Ear Acupuncture During Chemotherapy Infusion for Breast Cancer, a Feasibility Study
Overview
- Phase
- Not Applicable
- Intervention
- Not specified
- Conditions
- Breast Cancer
- Sponsor
- Dana-Farber Cancer Institute
- Enrollment
- 26
- Locations
- 1
- Primary Endpoint
- Feasibility of Patient Enrollment and Intervention Adherence
- Status
- Completed
- Last Updated
- last year
Overview
Brief Summary
This research study is evaluating ear acupuncture as a possible treatment to reduce symptoms related to receiving chemotherapy.
Detailed Description
Chemotherapy drugs used to treat cancer can cause many symptoms. Some of the most common symptoms of receiving chemotherapy are nausea, vomiting, and anxiety. These symptoms can affect the quality of life of cancer patients. Medications can help ease these, but many patients continue to experience symptoms despite these treatments. Acupuncture has been studied in clinical trials in cancer patients and has been shown to be helpful for management of pain, nerve damage from chemotherapy, and nausea. Ear acupuncture is a type of acupuncture that involves the stimulation of points on the external ear. A few studies have suggested that ear acupuncture may help to reduce symptoms of nausea and anxiety during chemotherapy. This study is being done to evaluate the potential benefits of using ear acupuncture to reduce symptoms like nausea and anxiety for women receiving chemotherapy for breast cancer.
Investigators
Weidong Lu, MB, MPH, PhD
Principal Investigator
Dana-Farber Cancer Institute
Eligibility Criteria
Inclusion Criteria
- •History of histologically or cytologically proven Stage I-III breast cancer receiving intravenous chemotherapy on an every 14 days or every 21 days schedule
- •Age ≥ 18 years
- •Eastern Cooperative Oncology Group (ECOG) performance status of 0 or 1
- •Signed informed consent
Exclusion Criteria
- •Receiving weekly chemotherapy
- •Unstable cardiac disease or myocardial infarction within 6 months prior to study entry
- •Uncontrolled seizure disorder
- •Pregnancy or potential pregnancy
- •Active clinically significant uncontrolled infection
- •Prior use of acupuncture within 3 months prior to the study entry
- •Uncontrolled major psychiatric disorders, such as major depression or psychosis
- •Metastatic breast or other cancer
Outcomes
Primary Outcomes
Feasibility of Patient Enrollment and Intervention Adherence
Time Frame: Enrollment data over 3 months; Acupuncture attendance was recorded during Chemotherapy Cycles 2,3,4 ESAS were conducted at four time points for each cycle ESAS Assessments: Completion will were recorded up to 5 days post-infusion for Cycle 2-4
Feasibility was measured by: Enrollment of at least 20 patients (80% of the target sample size) within 3 months. Completion of at least 75% of scheduled auricular acupuncture sessions. Completion of at least 75% of ESAS assessments. Methods: Data were collected from patient enrollment logs, session attendance records, and ESAS assessment completion records.
Secondary Outcomes
- Changes in Edmonton Symptom Assessment System Revised (ESAS-R) Score Relative to Baseline at Education Cycle (Cycle 2)(Assessed at pre-education on day 1 (T1), post-education on day 1 (T2), day 2 (T3), day 5 (T4) of cycle 2 (Education))

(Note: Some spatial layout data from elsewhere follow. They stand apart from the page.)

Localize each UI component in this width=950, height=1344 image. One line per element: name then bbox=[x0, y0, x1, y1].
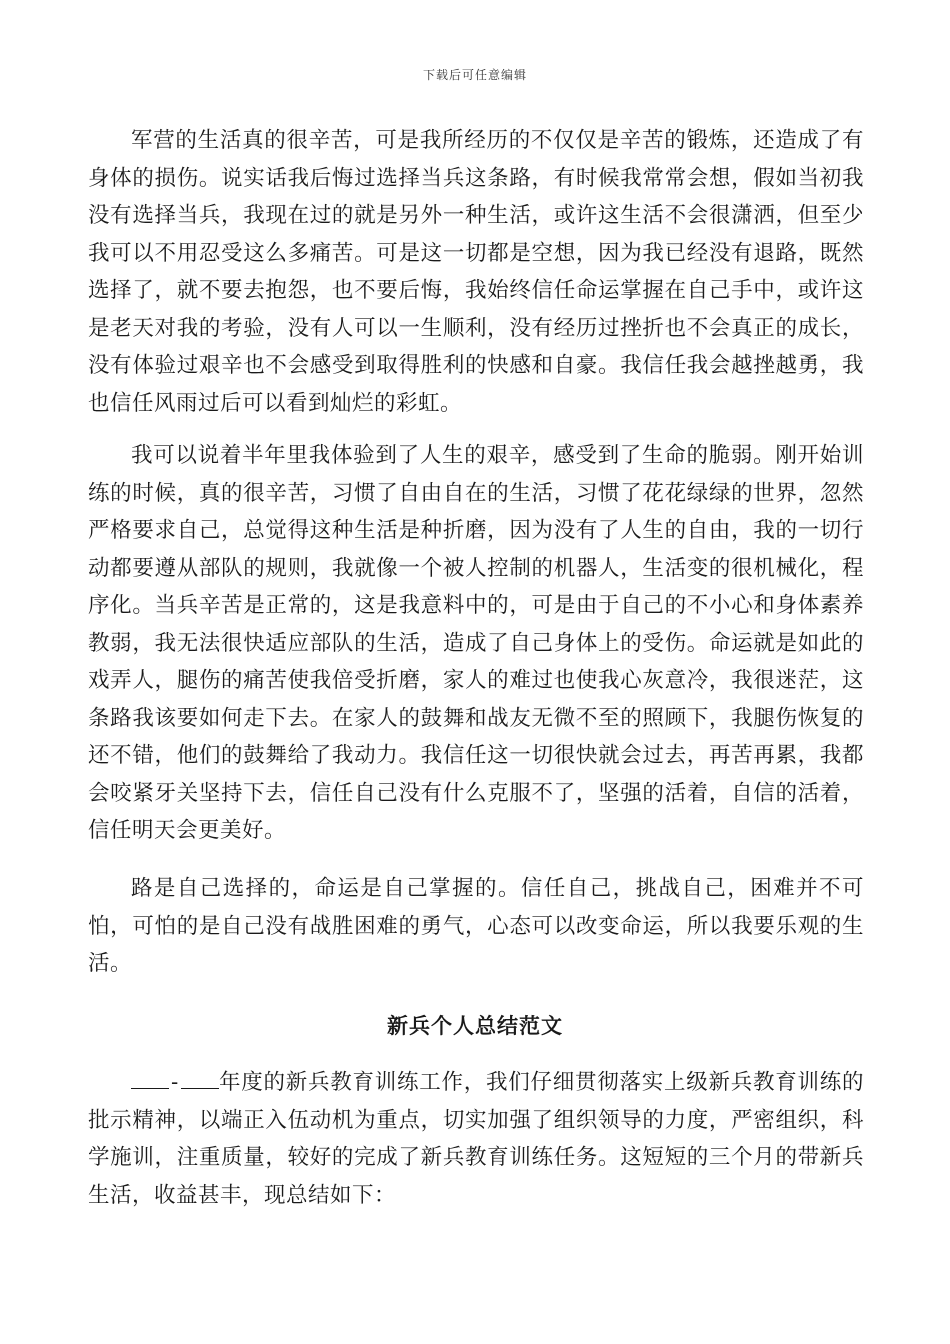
paragraph-4 bbox=[88, 1064, 864, 1214]
paragraph-2: 我可以说着半年里我体验到了人生的艰辛，感受到了生命的脆弱。刚开始训练的时候，真的很辛苦，习惯了自由自在的生活，习惯了花花绿绿的世界，忽然严格要求自己，总觉得这种生活是种折磨，因为没有了人生的自由，我的一切行动都要遵从部队的规则，我就像一个被人控制的机器人，生活变的很机械化，程序化。当兵辛苦是正常的，这是我意料中的，可是由于自己的不小心和身体素养教弱，我无法很快适应部队的生活，造成了自己身体上的受伤。命运就是如此的戏弄人，腿伤的痛苦使我倍受折磨，家人的难过也使我心灰意冷，我很迷茫，这条路我该要如何走下去。在家人的鼓舞和战友无微不至的照顾下，我腿伤恢复的还不错，他们的鼓舞给了我动力。我信任这一切很快就会过去，再苦再累，我都会咬紧牙关坚持下去，信任自己没有什么克服不了，坚强的活着，自信的活着，信任明天会更美好。 bbox=[88, 443, 864, 843]
section-title: 新兵个人总结范文 bbox=[387, 1013, 563, 1038]
blank-underline bbox=[181, 1068, 219, 1089]
paragraph-1: 军营的生活真的很辛苦，可是我所经历的不仅仅是辛苦的锻炼，还造成了有身体的损伤。说实话我后悔过选择当兵这条路，有时候我常常会想，假如当初我没有选择当兵，我现在过的就是另外一种生活，或许这生活不会很潇洒，但至少我可以不用忍受这么多痛苦。可是这一切都是空想，因为我已经没有退路，既然选择了，就不要去抱怨，也不要后悔，我始终信任命运掌握在自己手中，或许这是老天对我的考验，没有人可以一生顺利，没有经历过挫折也不会真正的成长，没有体验过艰辛也不会感受到取得胜利的快感和自豪。我信任我会越挫越勇，我也信任风雨过后可以看到灿烂的彩虹。 bbox=[88, 128, 864, 416]
page-header: 下载后可任意编辑 bbox=[422, 68, 527, 82]
paragraph-4-text: 年度的新兵教育训练工作，我们仔细贯彻落实上级新兵教育训练的批示精神，以端正入伍动机为重点，切实加强了组织领导的力度，严密组织，科学施训，注重质量，较好的完成了新兵教育训练任务。这短短的三个月的带新兵生活，收益甚丰，现总结如下： bbox=[88, 1070, 864, 1208]
blank-underline bbox=[131, 1068, 169, 1089]
year-dash: - bbox=[171, 1070, 179, 1095]
paragraph-3: 路是自己选择的，命运是自己掌握的。信任自己，挑战自己，困难并不可怕，可怕的是自己没有战胜困难的勇气，心态可以改变命运，所以我要乐观的生活。 bbox=[88, 876, 864, 976]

- Changes in Edmonton Symptom Assessment System Revised (ESAS-R) Score Relative to Baseline at Acupuncture Cycle (Cycle 3 and Cycle 4)(Assessed at pre-acupuncture on day 1 (T1), post-acupuncture on day 1 (T2), day 2 (T3), day 5 (T4) of cycle 3 and cycle 4 (Acupuncture Cycles). Participants were followed up to 12 weeks.)
- Changes in State-Trait Anxiety Inventory (STAI) Score Relative to Baseline Between Education (Cycle 2) and Acupuncture (Cycle 3 and 4)(STAI were collected at four time points for each of the three cycles: 1) On the day of chemotherapy infusion or day 1, pre-education/acupuncture (T1); 2) Day 1, immediate post-education/acupuncture (T2); 3) Day 2 (T3); 4) Day 5 follow-up (T4))
- Number of Participants Experienced Acupuncture-related Adverse Effects(Participants were followed up to 12 weeks.)